In 2016, Profound Medical's TULSA-PRO device earned CE approval to ablate prostate tissue.
John Grisham wrote “The Tumor,” a book about the potential for focused ultrasound, to raise awareness of the technology. In a year, more than 800,000 copies were distributed.
In 2019, the audiobook version of the book was released, pushing the number of total books distributed over 1 million.
Insightec's Exablate Neuro device is approved to treat essential tremor in the US and Canada. The Centers for Medicare and Medicaid Services subsequently assigned the procedure a payment level, the first step toward Medicare reimbursement.
A team at Nicklaus Children's Hospital in Miami, Florida, treated the first patient in a pediatric and young adult brain tumor study.
The Focused Ultrasound Foundation partnered with the Cancer Research Institute to futher focused ultrasound and immunotherapy combination approaches to treat cancer. The pair funded their first joint project in 2018.
The first clinical trial combining focused ultrasound with an immunotherapy drug began for patients with metastatic breast cancer at the University of Virginia.
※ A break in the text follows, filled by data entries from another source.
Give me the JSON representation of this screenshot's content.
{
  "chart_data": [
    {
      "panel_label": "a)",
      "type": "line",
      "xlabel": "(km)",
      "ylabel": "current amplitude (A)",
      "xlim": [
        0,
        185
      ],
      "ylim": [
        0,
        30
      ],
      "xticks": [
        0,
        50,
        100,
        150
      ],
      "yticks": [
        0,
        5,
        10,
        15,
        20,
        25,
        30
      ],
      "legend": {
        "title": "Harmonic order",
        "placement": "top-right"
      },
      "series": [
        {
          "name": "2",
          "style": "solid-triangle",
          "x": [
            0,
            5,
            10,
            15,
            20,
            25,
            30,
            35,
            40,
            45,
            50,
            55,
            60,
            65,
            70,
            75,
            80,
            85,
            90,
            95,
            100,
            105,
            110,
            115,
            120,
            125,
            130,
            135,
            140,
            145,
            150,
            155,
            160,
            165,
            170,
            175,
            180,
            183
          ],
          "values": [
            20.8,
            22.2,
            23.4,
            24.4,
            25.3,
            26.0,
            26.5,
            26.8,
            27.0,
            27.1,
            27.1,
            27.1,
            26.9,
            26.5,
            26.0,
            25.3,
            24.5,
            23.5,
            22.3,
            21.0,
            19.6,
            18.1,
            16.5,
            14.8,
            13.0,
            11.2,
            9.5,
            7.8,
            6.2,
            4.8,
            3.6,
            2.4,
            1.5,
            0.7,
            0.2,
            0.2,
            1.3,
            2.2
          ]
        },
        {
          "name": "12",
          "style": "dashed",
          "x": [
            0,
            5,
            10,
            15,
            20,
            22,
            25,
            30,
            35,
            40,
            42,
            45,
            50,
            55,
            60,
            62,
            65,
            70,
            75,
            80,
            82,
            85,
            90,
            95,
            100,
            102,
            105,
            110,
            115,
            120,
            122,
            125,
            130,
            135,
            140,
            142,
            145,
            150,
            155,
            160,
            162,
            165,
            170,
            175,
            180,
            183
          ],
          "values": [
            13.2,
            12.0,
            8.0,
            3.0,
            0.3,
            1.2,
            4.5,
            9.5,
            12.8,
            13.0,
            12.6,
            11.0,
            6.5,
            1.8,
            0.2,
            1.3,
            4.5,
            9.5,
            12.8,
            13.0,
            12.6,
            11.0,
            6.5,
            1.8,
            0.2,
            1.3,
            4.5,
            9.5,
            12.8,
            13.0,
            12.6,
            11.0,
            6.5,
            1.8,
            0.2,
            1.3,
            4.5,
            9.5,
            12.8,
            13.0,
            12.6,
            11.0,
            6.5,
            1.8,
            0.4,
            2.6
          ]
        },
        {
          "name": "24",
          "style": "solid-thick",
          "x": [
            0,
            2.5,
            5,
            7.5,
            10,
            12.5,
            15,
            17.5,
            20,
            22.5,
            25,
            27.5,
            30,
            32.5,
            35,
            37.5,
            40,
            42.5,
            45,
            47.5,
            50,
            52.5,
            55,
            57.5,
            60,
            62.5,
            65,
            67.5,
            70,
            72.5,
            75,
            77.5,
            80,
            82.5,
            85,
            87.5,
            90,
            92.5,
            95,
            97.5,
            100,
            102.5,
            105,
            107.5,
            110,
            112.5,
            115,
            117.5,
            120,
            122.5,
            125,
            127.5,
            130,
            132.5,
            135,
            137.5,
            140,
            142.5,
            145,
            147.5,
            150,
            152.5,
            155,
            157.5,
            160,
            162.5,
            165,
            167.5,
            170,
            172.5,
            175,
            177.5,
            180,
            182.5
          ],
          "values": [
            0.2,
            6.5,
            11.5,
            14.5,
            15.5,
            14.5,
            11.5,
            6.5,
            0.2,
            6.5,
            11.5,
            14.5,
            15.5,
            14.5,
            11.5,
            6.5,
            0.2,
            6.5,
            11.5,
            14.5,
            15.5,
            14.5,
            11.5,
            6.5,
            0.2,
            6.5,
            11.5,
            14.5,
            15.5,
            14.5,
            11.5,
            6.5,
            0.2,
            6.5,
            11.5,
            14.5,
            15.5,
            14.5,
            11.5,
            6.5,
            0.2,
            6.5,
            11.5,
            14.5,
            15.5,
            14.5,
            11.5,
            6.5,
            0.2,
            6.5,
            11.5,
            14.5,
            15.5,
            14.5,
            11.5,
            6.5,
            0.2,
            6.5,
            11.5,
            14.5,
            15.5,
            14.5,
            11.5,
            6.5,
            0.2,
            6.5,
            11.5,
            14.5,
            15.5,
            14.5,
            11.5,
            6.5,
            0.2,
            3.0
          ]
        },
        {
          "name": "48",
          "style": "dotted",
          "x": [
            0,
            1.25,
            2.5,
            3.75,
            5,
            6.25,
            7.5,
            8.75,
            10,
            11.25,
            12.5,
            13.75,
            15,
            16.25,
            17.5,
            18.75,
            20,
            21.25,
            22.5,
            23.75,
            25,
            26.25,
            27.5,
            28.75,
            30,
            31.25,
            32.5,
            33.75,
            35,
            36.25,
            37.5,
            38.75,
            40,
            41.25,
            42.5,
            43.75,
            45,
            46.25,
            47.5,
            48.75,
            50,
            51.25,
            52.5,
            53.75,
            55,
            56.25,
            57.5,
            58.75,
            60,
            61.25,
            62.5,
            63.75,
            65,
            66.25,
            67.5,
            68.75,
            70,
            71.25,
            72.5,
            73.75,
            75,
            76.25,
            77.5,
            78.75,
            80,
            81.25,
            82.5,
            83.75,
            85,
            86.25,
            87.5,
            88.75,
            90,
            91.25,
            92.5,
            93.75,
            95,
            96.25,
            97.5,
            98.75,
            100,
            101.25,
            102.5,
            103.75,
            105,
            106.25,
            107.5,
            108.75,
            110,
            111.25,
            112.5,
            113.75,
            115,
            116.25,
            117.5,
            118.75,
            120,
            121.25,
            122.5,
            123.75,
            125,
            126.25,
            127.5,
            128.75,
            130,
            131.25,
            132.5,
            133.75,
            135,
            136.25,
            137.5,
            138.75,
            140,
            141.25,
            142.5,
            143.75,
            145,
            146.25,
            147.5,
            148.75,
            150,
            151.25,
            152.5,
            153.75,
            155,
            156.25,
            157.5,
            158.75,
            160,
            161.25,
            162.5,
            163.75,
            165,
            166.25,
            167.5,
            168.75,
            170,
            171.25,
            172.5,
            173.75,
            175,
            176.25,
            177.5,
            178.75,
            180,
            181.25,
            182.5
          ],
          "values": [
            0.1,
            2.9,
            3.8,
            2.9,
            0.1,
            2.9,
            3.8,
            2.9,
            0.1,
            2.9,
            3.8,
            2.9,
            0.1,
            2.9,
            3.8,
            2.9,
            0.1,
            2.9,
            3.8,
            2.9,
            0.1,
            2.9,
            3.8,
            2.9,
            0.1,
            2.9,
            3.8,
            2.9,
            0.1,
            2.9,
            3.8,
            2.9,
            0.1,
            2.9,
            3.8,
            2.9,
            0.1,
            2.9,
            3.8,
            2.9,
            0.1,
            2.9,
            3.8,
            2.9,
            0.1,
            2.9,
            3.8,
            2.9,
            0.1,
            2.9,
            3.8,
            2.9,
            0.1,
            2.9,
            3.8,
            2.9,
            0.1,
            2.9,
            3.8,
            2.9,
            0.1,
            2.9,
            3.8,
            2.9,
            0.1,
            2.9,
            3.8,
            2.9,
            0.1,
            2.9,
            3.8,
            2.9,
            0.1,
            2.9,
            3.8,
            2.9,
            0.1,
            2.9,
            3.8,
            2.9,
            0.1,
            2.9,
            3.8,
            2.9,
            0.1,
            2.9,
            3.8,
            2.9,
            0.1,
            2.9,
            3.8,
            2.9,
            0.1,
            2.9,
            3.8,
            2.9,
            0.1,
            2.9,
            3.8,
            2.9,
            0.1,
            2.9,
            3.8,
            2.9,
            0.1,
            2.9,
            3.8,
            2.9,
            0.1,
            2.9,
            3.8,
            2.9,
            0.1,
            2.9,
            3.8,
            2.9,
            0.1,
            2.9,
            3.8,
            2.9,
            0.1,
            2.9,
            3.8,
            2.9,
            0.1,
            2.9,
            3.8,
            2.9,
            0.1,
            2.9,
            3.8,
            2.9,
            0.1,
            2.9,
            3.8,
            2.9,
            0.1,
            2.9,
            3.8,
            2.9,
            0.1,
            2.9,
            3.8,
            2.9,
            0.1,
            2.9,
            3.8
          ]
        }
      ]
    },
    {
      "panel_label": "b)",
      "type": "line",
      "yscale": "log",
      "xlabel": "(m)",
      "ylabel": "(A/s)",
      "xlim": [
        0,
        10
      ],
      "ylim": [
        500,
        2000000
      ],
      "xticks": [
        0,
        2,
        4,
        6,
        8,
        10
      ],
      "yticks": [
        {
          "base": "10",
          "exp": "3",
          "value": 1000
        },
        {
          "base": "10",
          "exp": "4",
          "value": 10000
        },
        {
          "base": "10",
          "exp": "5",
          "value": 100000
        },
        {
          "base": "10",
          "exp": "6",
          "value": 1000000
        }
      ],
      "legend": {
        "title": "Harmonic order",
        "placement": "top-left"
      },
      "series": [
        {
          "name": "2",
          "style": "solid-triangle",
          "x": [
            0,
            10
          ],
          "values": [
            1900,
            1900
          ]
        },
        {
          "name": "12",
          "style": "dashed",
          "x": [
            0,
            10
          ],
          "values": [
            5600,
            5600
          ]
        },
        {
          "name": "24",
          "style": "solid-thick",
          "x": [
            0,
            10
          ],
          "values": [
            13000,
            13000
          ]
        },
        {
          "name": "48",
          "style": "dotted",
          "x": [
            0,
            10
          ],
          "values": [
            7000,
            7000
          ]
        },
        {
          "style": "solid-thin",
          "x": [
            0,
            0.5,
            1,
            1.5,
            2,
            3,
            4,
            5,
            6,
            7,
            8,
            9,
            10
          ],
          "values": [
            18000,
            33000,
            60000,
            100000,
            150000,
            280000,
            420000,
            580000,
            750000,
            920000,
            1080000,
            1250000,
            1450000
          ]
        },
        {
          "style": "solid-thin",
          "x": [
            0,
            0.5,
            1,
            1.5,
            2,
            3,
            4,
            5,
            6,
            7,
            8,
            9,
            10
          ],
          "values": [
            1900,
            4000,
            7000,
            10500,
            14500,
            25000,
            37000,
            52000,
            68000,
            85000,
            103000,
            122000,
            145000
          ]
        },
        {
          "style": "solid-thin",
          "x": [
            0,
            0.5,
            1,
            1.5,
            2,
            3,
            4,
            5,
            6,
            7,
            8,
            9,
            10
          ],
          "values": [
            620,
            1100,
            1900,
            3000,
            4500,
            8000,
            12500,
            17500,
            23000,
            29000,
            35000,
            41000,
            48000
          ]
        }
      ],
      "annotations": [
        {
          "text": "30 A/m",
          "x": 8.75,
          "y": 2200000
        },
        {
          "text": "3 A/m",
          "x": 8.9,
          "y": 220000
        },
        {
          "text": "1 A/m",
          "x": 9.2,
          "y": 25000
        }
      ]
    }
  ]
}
A first-in-human clinical trial – the “THERESA” study – took place at three sites in Barcelona, Spain, under the direction of Joan Vidal-Jové, MD, PhD, Head of Focused Ultrasound Ablation Oncology at Barcelona University Hospital.
The first clinical trial demonstrating local drug delivery using focused ultrasound and temperature sensitive liposomes was performed in Oxford and published in Lancet Oncology in 2018.
A multisite clinical trial to treat the motor symptoms of Parkinson’s disease began at Weill Cornell in New York.
University of Maryland researchers began the first US trial to open the blood-brain barrier in brain tumor patients.
On December 18, 2018, Insightec's Exablate Neuro device earned approval from the US Food and Drug Administration (FDA) to treat patients with tremor-dominant Parkinson’s disease.
French device manufacturer CarThera published the results from its Phase I/IIa clinical trial using the SonoCloud-1 ultrasound implant to open the blood-brain barrier (BBB) prior to carboplatin chemotherapy in patients with recurrent glioblastoma (GBM).
Nature Communications published the findings of a clinical trial at Sunnybrook Health Sciences Centre in Toronto to assess the feasibility and safety of using focused ultrasound in patients with amyotrophic lateral sclerosis (ALS). The results showed it is possible to safely use MR-guided focused ultrasound to temporarily and reversibly open the blood-brain barrier (BBB) in patients with ALS.
Profound Medical’s TULSA-PRO® device earned US Food and Drug Administration (FDA) approval to ablate prostate tissue. This is the first transurethral ultrasound device approved in the US, and it allows physicians to predictably ablate whole-gland or partial prostate tissue.